Development of colorectal adenoma, the precursors to colorectal cancer, is associated with low circulating 25-hydroxy vitamin D levels. However, less is known about the risk of colorectal neoplasia and variation in genes encoding the enzymes responsible for the synthesis and catabolism of 1α,25-hydroxyvitamin D.

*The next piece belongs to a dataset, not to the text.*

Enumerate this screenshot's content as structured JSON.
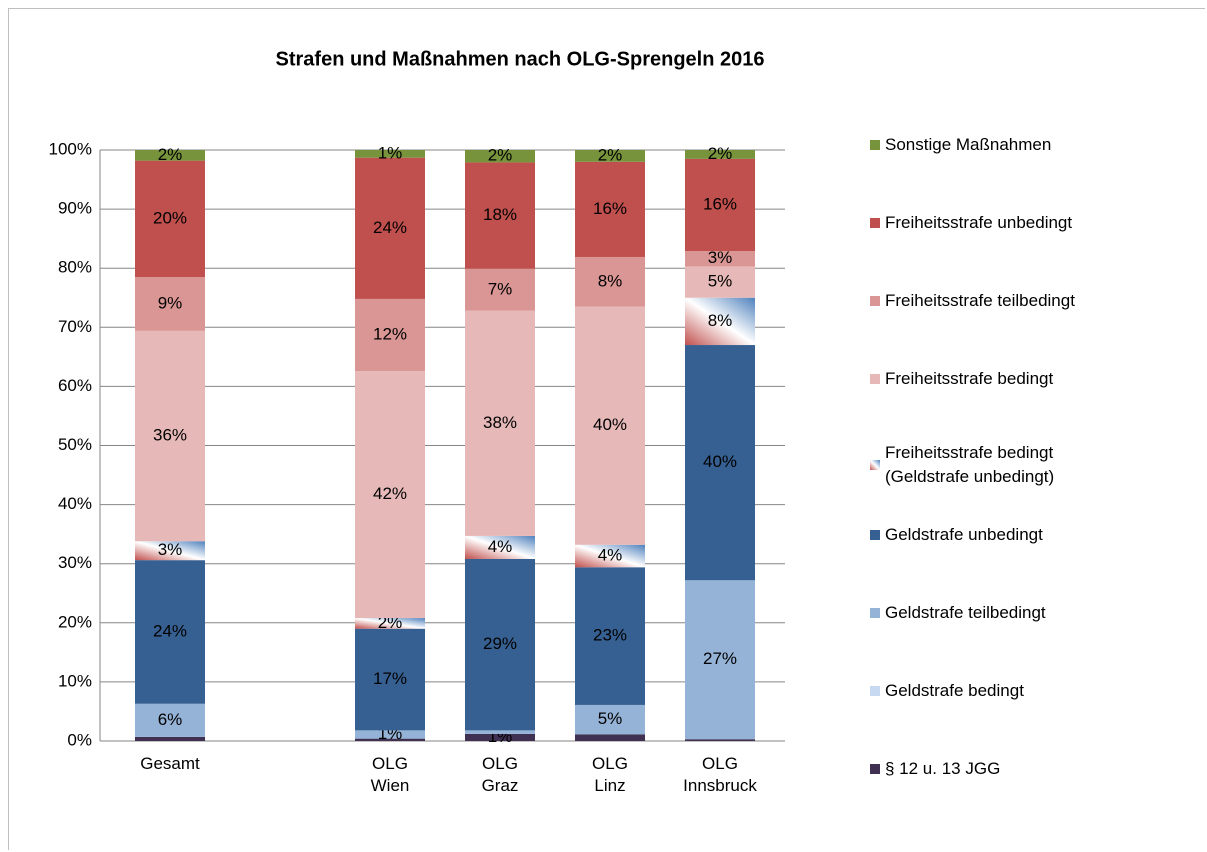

Researchers at the Vanderbilt-Ingram Cancer Center and the University of Arizona Mel and Enid Zuckerman College of Public Health examined associations between CYP27B1 and CYP24A1 polymorphisms, circulating 25(OH)D and 1,25(OH)2D concentrations, and colorectal adenoma recurrence in a pooled sample from 2 clinical trials (n = 1,188). The study is published in the journal Nutrition and Cancer.
Nominal associations were observed between increasing copies of the T allele in CYP24A1 rs927650 and 25(OH)D concentrations (P = 0.02); and colorectal adenoma recurrence, with odds ratios (95% confidence intervals) of 1.30 (0.99–1.70) and 1.38 (1.01–1.89) for heterozygotes and minor allele homozygotes, respectively (P= 0.04). In addition, a statistically significant relationship between CYP24A1 rs35051736, a functional polymorphism, and odds for advanced colorectal adenoma recurrence was observed (P < 0.001).
Overall, CYP24A1 polymorphisms may influence the development of advanced lesions, and modify the effect of vitamin D metabolites on adenoma recurrence. Further study is necessary to characterize the differences between circulating vitamin D metabolite measurements compared to cellular level activity in relation to cancer risk.